Sebagai pengganti berita dari media cetak, melalui mesin pencari seperti yang disediakan Google, apa saja berita yang dikehendaki, tinggal diketik saja.
Dengan sistem algoritma, seseorang yang menyukai berita sepak bola akan selalu disuguhi berita sepak bola terkini, tanpa perlu mengetikkan apa-apa.
Sedangkan sebagai pengganti televisi, anak muda saat ini sudah beralih menikmati video streaming di media sosial.Â
Jelaslah, dikaitkan dengan pekerjaan jurnalistik, wartawan yang dulu tanpa saingan, sekarang dikepung oleh para pembuat konten.

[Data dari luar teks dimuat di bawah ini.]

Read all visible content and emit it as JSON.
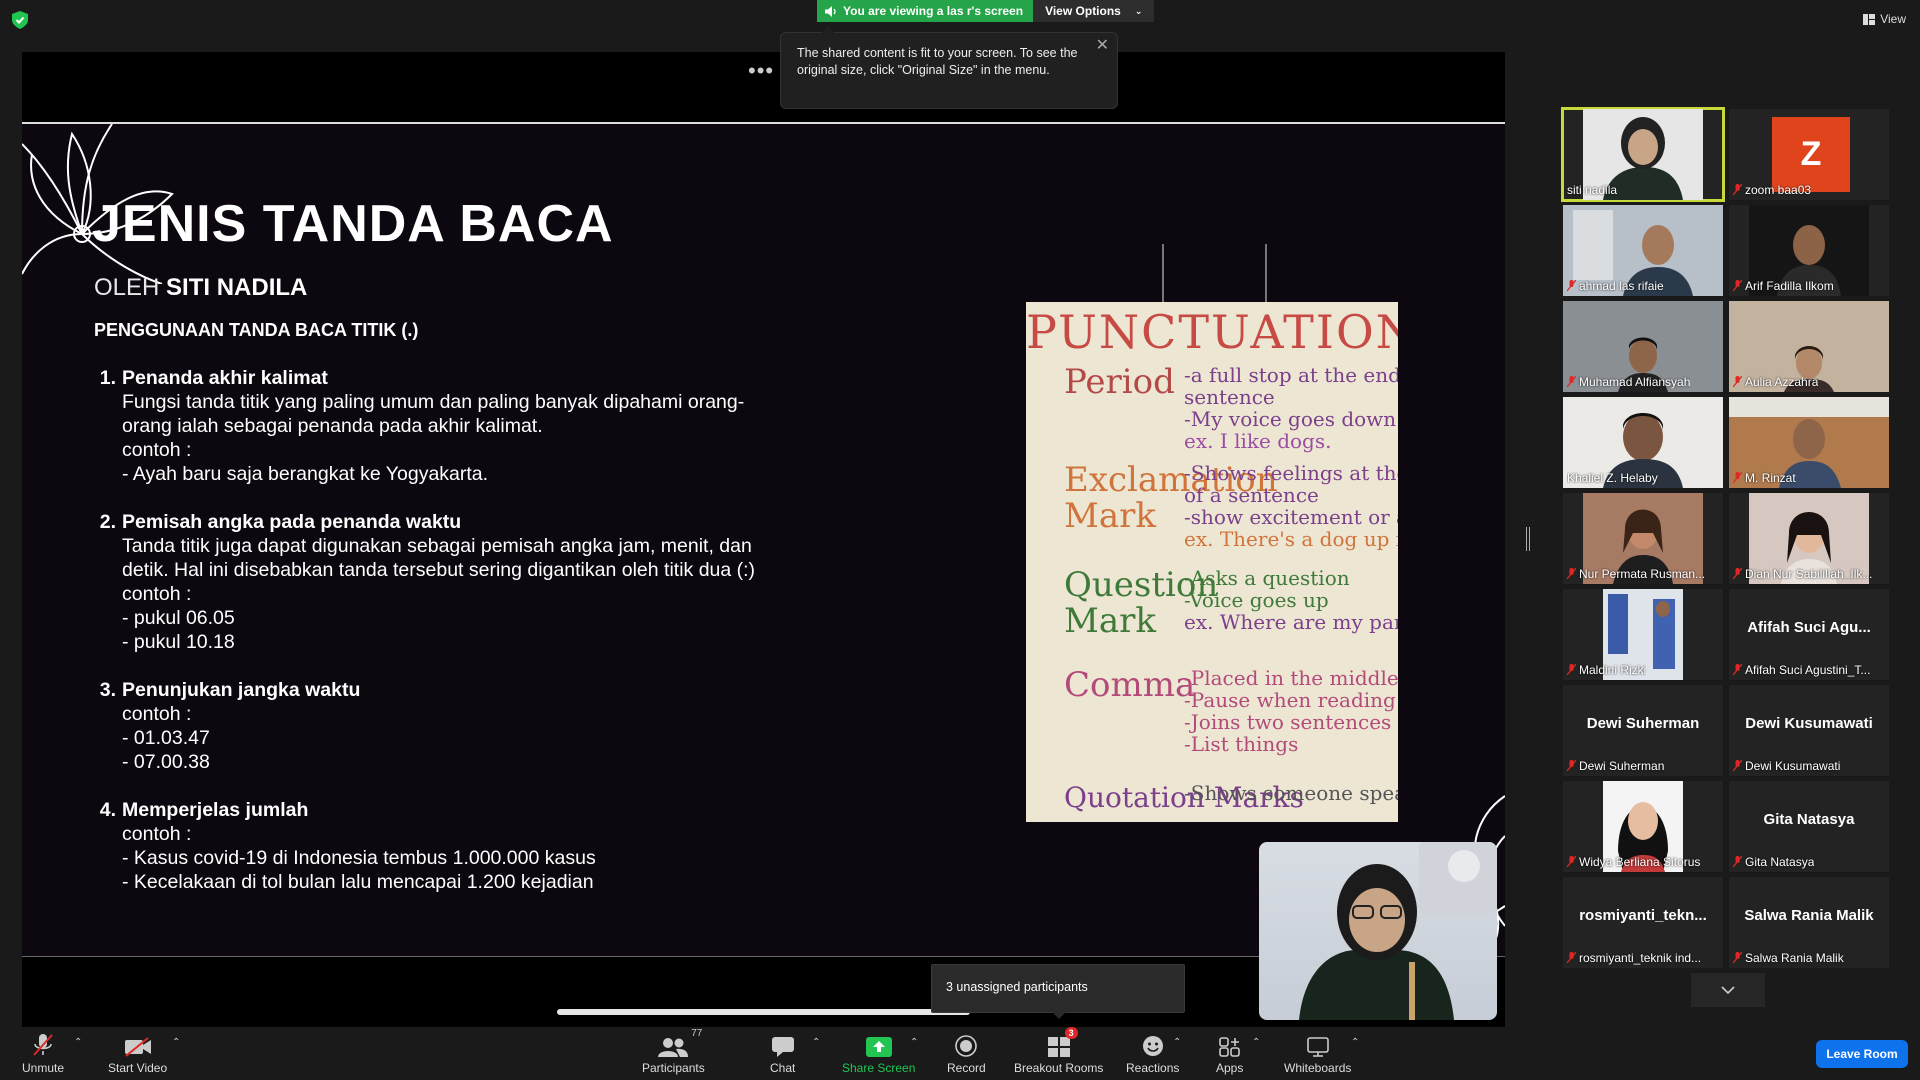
{
  "banner": {
    "viewing_text": "You are viewing a las r's screen",
    "view_options_label": "View Options",
    "view_label": "View"
  },
  "tooltip": {
    "text": "The shared content is fit to your screen. To see the original size, click \"Original Size\" in the menu."
  },
  "slide": {
    "title": "JENIS TANDA BACA",
    "author_prefix": "OLEH",
    "author_name": "SITI NADILA",
    "subtitle": "PENGGUNAAN TANDA BACA TITIK (.)",
    "items": [
      {
        "num": "1.",
        "heading": "Penanda akhir kalimat",
        "lines": [
          "Fungsi tanda titik yang paling umum dan paling banyak dipahami orang-",
          "orang ialah sebagai penanda pada akhir kalimat.",
          "contoh :",
          "- Ayah baru saja berangkat ke Yogyakarta."
        ]
      },
      {
        "num": "2.",
        "heading": "Pemisah angka pada penanda waktu",
        "lines": [
          "Tanda titik juga dapat digunakan sebagai pemisah angka jam, menit, dan",
          "detik. Hal ini disebabkan tanda tersebut sering digantikan oleh titik dua (:)",
          "contoh :",
          "- pukul 06.05",
          "- pukul 10.18"
        ]
      },
      {
        "num": "3.",
        "heading": "Penunjukan jangka waktu",
        "lines": [
          "contoh :",
          "- 01.03.47",
          "- 07.00.38"
        ]
      },
      {
        "num": "4.",
        "heading": "Memperjelas jumlah",
        "lines": [
          "contoh :",
          "- Kasus covid-19 di Indonesia tembus 1.000.000 kasus",
          "- Kecelakaan di tol bulan lalu mencapai 1.200 kejadian"
        ]
      }
    ]
  },
  "poster": {
    "heading": "PUNCTUATION",
    "rows": [
      {
        "label": "Period",
        "desc": [
          "-a full stop at the end of a",
          "sentence",
          "-My voice goes down.",
          "ex. I like dogs."
        ]
      },
      {
        "label": "Exclamation Mark",
        "desc": [
          "-Shows feelings at the e",
          "of a sentence",
          "-show excitement or ang",
          "ex. There's a dog up in that tree!"
        ]
      },
      {
        "label": "Question Mark",
        "desc": [
          "-Asks a question",
          "-Voice goes up",
          "ex. Where are my pants?"
        ]
      },
      {
        "label": "Comma",
        "desc": [
          "-Placed in the middle of a",
          "-Pause when reading",
          "-Joins two sentences",
          "-List things"
        ]
      },
      {
        "label": "Quotation Marks",
        "desc": [
          "-Shows someone speakin"
        ]
      }
    ]
  },
  "unassigned_tooltip": "3 unassigned participants",
  "participants": [
    {
      "name": "siti nadila",
      "video": true,
      "active": true
    },
    {
      "name": "zoom baa03",
      "avatar_letter": "Z"
    },
    {
      "name": "ahmad las rifaie",
      "video": true
    },
    {
      "name": "Arif Fadilla Ilkom",
      "video": true
    },
    {
      "name": "Muhamad Alfiansyah",
      "video": true
    },
    {
      "name": "Aulia Azzahra",
      "video": true
    },
    {
      "name": "Khaliel Z. Helaby",
      "video": true
    },
    {
      "name": "M. Rinzat",
      "video": true
    },
    {
      "name": "Nur Permata Rusman...",
      "video": true
    },
    {
      "name": "Dian Nur Sabilillah_Ilk...",
      "video": true
    },
    {
      "name": "Maldini Rizki",
      "video": true
    },
    {
      "name": "Afifah Suci Agustini_T...",
      "display_name": "Afifah Suci Agu..."
    },
    {
      "name": "Dewi Suherman",
      "display_name": "Dewi Suherman"
    },
    {
      "name": "Dewi Kusumawati",
      "display_name": "Dewi Kusumawati"
    },
    {
      "name": "Widya Berliana Sitorus",
      "video": true
    },
    {
      "name": "Gita Natasya",
      "display_name": "Gita Natasya"
    },
    {
      "name": "rosmiyanti_teknik ind...",
      "display_name": "rosmiyanti_tekn..."
    },
    {
      "name": "Salwa Rania Malik",
      "display_name": "Salwa Rania Malik"
    }
  ],
  "toolbar": {
    "unmute": "Unmute",
    "start_video": "Start Video",
    "participants": "Participants",
    "participants_count": "77",
    "chat": "Chat",
    "share_screen": "Share Screen",
    "record": "Record",
    "breakout_rooms": "Breakout Rooms",
    "breakout_badge": "3",
    "reactions": "Reactions",
    "apps": "Apps",
    "whiteboards": "Whiteboards",
    "leave_room": "Leave Room"
  },
  "colors": {
    "share_green": "#26a44a",
    "leave_blue": "#0e72ed",
    "active_speaker": "#c8d93a",
    "mic_off_red": "#e02828",
    "avatar_orange": "#e0441c"
  }
}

Tanpa perlu ujian kompetensi wartawan, hanya dengan metode trial and error, bermunculanlah pencipta konten yang banyak sekali penggemarnya.
Jangan heran, content creator yang usianya masih 20-an tahun, bisa dapat cuan yang jauh melebihi gaji pemimpin redaksi di media cetak nasional.

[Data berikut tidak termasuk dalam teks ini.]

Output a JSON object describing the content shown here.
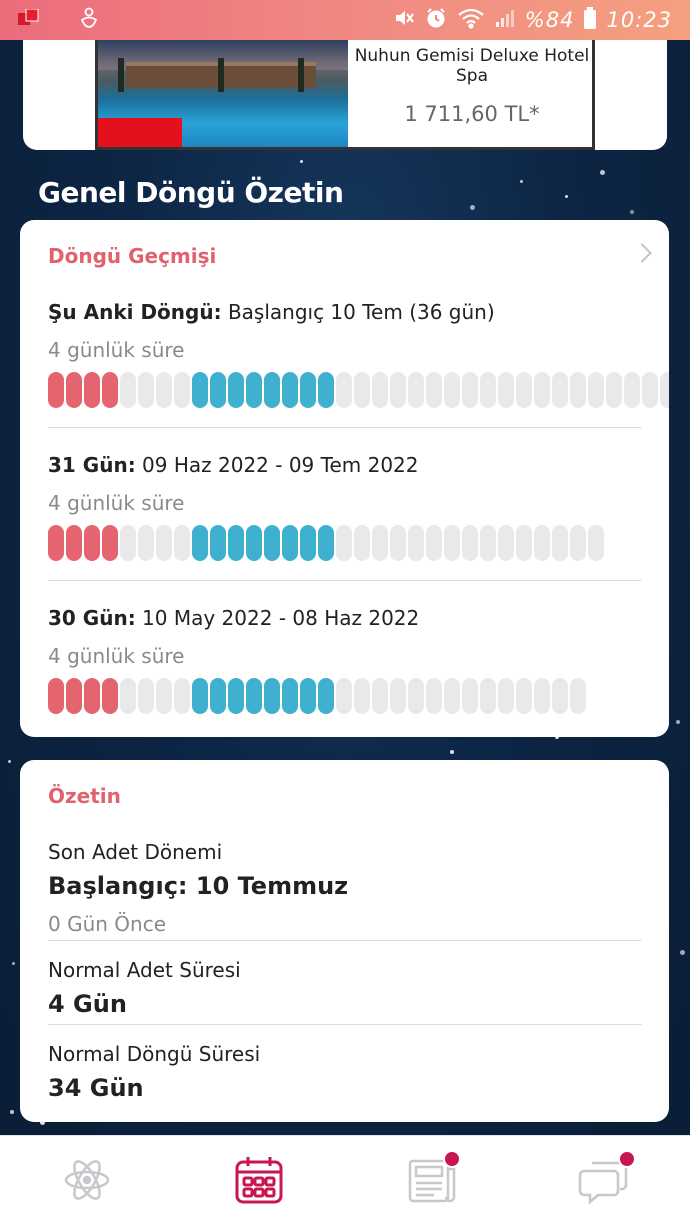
{
  "status_bar": {
    "battery_percent": "%84",
    "time": "10:23",
    "icons": [
      "app-notification-icon",
      "baby-icon",
      "mute-icon",
      "alarm-icon",
      "wifi-icon",
      "signal-icon",
      "battery-icon"
    ]
  },
  "ad": {
    "hotel_name": "Nuhun Gemisi Deluxe Hotel Spa",
    "price": "1 711,60 TL*"
  },
  "section_title": "Genel Döngü Özetin",
  "history": {
    "header": "Döngü Geçmişi",
    "cycles": [
      {
        "label": "Şu Anki Döngü:",
        "range": "Başlangıç 10 Tem (36 gün)",
        "period_text": "4 günlük süre",
        "total_days": 36,
        "period_days": 4,
        "fertile_start": 8,
        "fertile_days": 8
      },
      {
        "label": "31 Gün:",
        "range": "09 Haz 2022 - 09 Tem 2022",
        "period_text": "4 günlük süre",
        "total_days": 31,
        "period_days": 4,
        "fertile_start": 8,
        "fertile_days": 8
      },
      {
        "label": "30 Gün:",
        "range": "10 May 2022 - 08 Haz 2022",
        "period_text": "4 günlük süre",
        "total_days": 30,
        "period_days": 4,
        "fertile_start": 8,
        "fertile_days": 8
      }
    ]
  },
  "summary": {
    "header": "Özetin",
    "last_period_label": "Son Adet Dönemi",
    "last_period_value": "Başlangıç: 10 Temmuz",
    "last_period_note": "0 Gün Önce",
    "normal_period_label": "Normal Adet Süresi",
    "normal_period_value": "4 Gün",
    "normal_cycle_label": "Normal Döngü Süresi",
    "normal_cycle_value": "34 Gün"
  },
  "nav": {
    "items": [
      "atom-icon",
      "calendar-icon",
      "news-icon",
      "chat-icon"
    ],
    "active_color": "#c8174f",
    "inactive_color": "#c7c7cc"
  },
  "colors": {
    "period": "#e46470",
    "fertile": "#3fb0cf",
    "empty": "#e9e9ec",
    "accent": "#e0626d"
  }
}
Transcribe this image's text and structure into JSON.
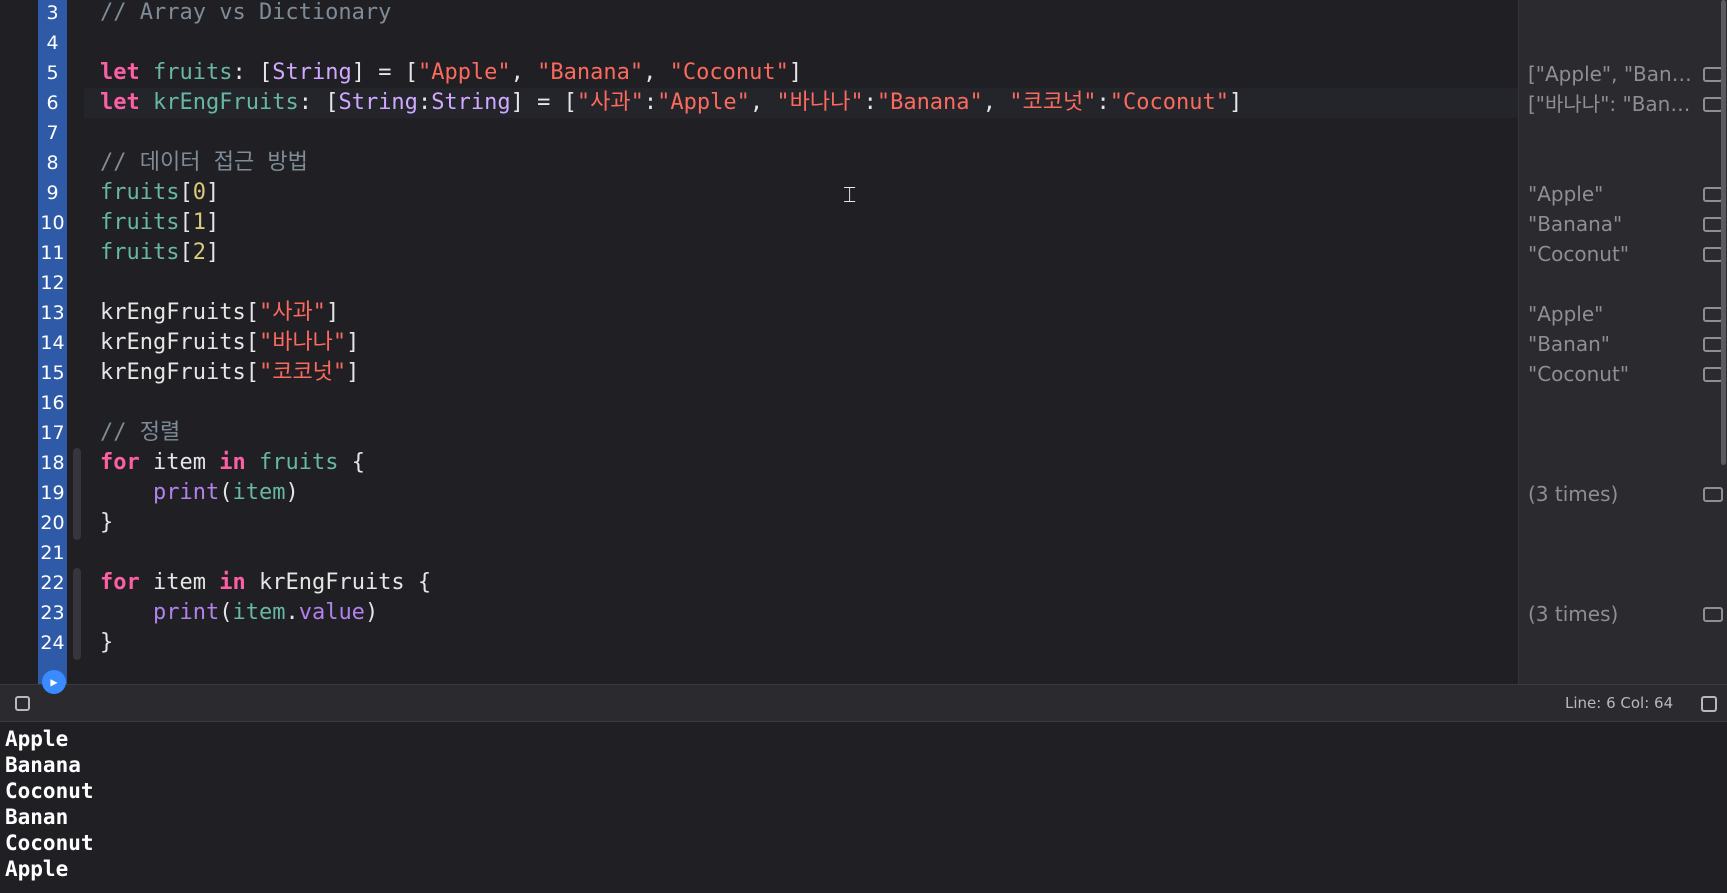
{
  "editor": {
    "lines": [
      {
        "n": "3",
        "tokens": [
          {
            "c": "cm",
            "t": "// Array vs Dictionary"
          }
        ]
      },
      {
        "n": "4",
        "tokens": []
      },
      {
        "n": "5",
        "tokens": [
          {
            "c": "kw",
            "t": "let"
          },
          {
            "c": "plain",
            "t": " "
          },
          {
            "c": "var",
            "t": "fruits"
          },
          {
            "c": "plain",
            "t": ": ["
          },
          {
            "c": "ty",
            "t": "String"
          },
          {
            "c": "plain",
            "t": "] = ["
          },
          {
            "c": "str",
            "t": "\"Apple\""
          },
          {
            "c": "plain",
            "t": ", "
          },
          {
            "c": "str",
            "t": "\"Banana\""
          },
          {
            "c": "plain",
            "t": ", "
          },
          {
            "c": "str",
            "t": "\"Coconut\""
          },
          {
            "c": "plain",
            "t": "]"
          }
        ]
      },
      {
        "n": "6",
        "tokens": [
          {
            "c": "kw",
            "t": "let"
          },
          {
            "c": "plain",
            "t": " "
          },
          {
            "c": "var",
            "t": "krEngFruits"
          },
          {
            "c": "plain",
            "t": ": ["
          },
          {
            "c": "ty",
            "t": "String"
          },
          {
            "c": "plain",
            "t": ":"
          },
          {
            "c": "ty",
            "t": "String"
          },
          {
            "c": "plain",
            "t": "] = ["
          },
          {
            "c": "str",
            "t": "\"사과\""
          },
          {
            "c": "plain",
            "t": ":"
          },
          {
            "c": "str",
            "t": "\"Apple\""
          },
          {
            "c": "plain",
            "t": ", "
          },
          {
            "c": "str",
            "t": "\"바나나\""
          },
          {
            "c": "plain",
            "t": ":"
          },
          {
            "c": "str",
            "t": "\"Banana\""
          },
          {
            "c": "plain",
            "t": ", "
          },
          {
            "c": "str",
            "t": "\"코코넛\""
          },
          {
            "c": "plain",
            "t": ":"
          },
          {
            "c": "str",
            "t": "\"Coconut\""
          },
          {
            "c": "plain",
            "t": "]"
          }
        ]
      },
      {
        "n": "7",
        "tokens": []
      },
      {
        "n": "8",
        "tokens": [
          {
            "c": "cm",
            "t": "// 데이터 접근 방법"
          }
        ]
      },
      {
        "n": "9",
        "tokens": [
          {
            "c": "var",
            "t": "fruits"
          },
          {
            "c": "plain",
            "t": "["
          },
          {
            "c": "num",
            "t": "0"
          },
          {
            "c": "plain",
            "t": "]"
          }
        ]
      },
      {
        "n": "10",
        "tokens": [
          {
            "c": "var",
            "t": "fruits"
          },
          {
            "c": "plain",
            "t": "["
          },
          {
            "c": "num",
            "t": "1"
          },
          {
            "c": "plain",
            "t": "]"
          }
        ]
      },
      {
        "n": "11",
        "tokens": [
          {
            "c": "var",
            "t": "fruits"
          },
          {
            "c": "plain",
            "t": "["
          },
          {
            "c": "num",
            "t": "2"
          },
          {
            "c": "plain",
            "t": "]"
          }
        ]
      },
      {
        "n": "12",
        "tokens": []
      },
      {
        "n": "13",
        "tokens": [
          {
            "c": "plain",
            "t": "krEngFruits["
          },
          {
            "c": "str",
            "t": "\"사과\""
          },
          {
            "c": "plain",
            "t": "]"
          }
        ]
      },
      {
        "n": "14",
        "tokens": [
          {
            "c": "plain",
            "t": "krEngFruits["
          },
          {
            "c": "str",
            "t": "\"바나나\""
          },
          {
            "c": "plain",
            "t": "]"
          }
        ]
      },
      {
        "n": "15",
        "tokens": [
          {
            "c": "plain",
            "t": "krEngFruits["
          },
          {
            "c": "str",
            "t": "\"코코넛\""
          },
          {
            "c": "plain",
            "t": "]"
          }
        ]
      },
      {
        "n": "16",
        "tokens": []
      },
      {
        "n": "17",
        "tokens": [
          {
            "c": "cm",
            "t": "// 정렬"
          }
        ]
      },
      {
        "n": "18",
        "tokens": [
          {
            "c": "kw",
            "t": "for"
          },
          {
            "c": "plain",
            "t": " item "
          },
          {
            "c": "kw",
            "t": "in"
          },
          {
            "c": "plain",
            "t": " "
          },
          {
            "c": "var",
            "t": "fruits"
          },
          {
            "c": "plain",
            "t": " {"
          }
        ]
      },
      {
        "n": "19",
        "tokens": [
          {
            "c": "plain",
            "t": "    "
          },
          {
            "c": "fn",
            "t": "print"
          },
          {
            "c": "plain",
            "t": "("
          },
          {
            "c": "var",
            "t": "item"
          },
          {
            "c": "plain",
            "t": ")"
          }
        ]
      },
      {
        "n": "20",
        "tokens": [
          {
            "c": "plain",
            "t": "}"
          }
        ]
      },
      {
        "n": "21",
        "tokens": []
      },
      {
        "n": "22",
        "tokens": [
          {
            "c": "kw",
            "t": "for"
          },
          {
            "c": "plain",
            "t": " item "
          },
          {
            "c": "kw",
            "t": "in"
          },
          {
            "c": "plain",
            "t": " krEngFruits {"
          }
        ]
      },
      {
        "n": "23",
        "tokens": [
          {
            "c": "plain",
            "t": "    "
          },
          {
            "c": "fn",
            "t": "print"
          },
          {
            "c": "plain",
            "t": "("
          },
          {
            "c": "var",
            "t": "item"
          },
          {
            "c": "plain",
            "t": "."
          },
          {
            "c": "fn",
            "t": "value"
          },
          {
            "c": "plain",
            "t": ")"
          }
        ]
      },
      {
        "n": "24",
        "tokens": [
          {
            "c": "plain",
            "t": "}"
          }
        ]
      }
    ]
  },
  "results": [
    {
      "line": "5",
      "text": "[\"Apple\", \"Bana..."
    },
    {
      "line": "6",
      "text": "[\"바나나\": \"Bana..."
    },
    {
      "line": "9",
      "text": "\"Apple\""
    },
    {
      "line": "10",
      "text": "\"Banana\""
    },
    {
      "line": "11",
      "text": "\"Coconut\""
    },
    {
      "line": "13",
      "text": "\"Apple\""
    },
    {
      "line": "14",
      "text": "\"Banan\""
    },
    {
      "line": "15",
      "text": "\"Coconut\""
    },
    {
      "line": "19",
      "text": "(3 times)"
    },
    {
      "line": "23",
      "text": "(3 times)"
    }
  ],
  "status": {
    "position": "Line: 6  Col: 64"
  },
  "console": {
    "output": [
      "Apple",
      "Banana",
      "Coconut",
      "Banan",
      "Coconut",
      "Apple"
    ]
  },
  "colors": {
    "line_band": "#2e5aa8",
    "keyword": "#fc5fa3",
    "string": "#fc6a5d",
    "type": "#d0a8ff"
  }
}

Apakah kondisi seperti itu bisa disebut adil atau tidak, tergantung persepsi kita masing-masing.
Tapi, saat ini pemerintah berupaya membuat kebijakan yang rancangannya cukup ramai dibahas di media massa dan media sosial.
Rancangan kebijakan dimaksud berupa Peraturan Presiden (Perpres) tentang "Tanggung Jawab Platform Digital untuk Jurnalisme Berkualitas".
Perpres Jurnalisme Berkualitas tersebut pada dasarnya mengatur publisher rights, yakni semacam royalti atas konten-konten media massa yang diambil dan disebarkan oleh platform digital.
Seperti diketahui, Google News dan Yahoo News adalah contoh platform digital yang mengambil konten media, yang selama ini tidak diatur sistem bagi hasilnya.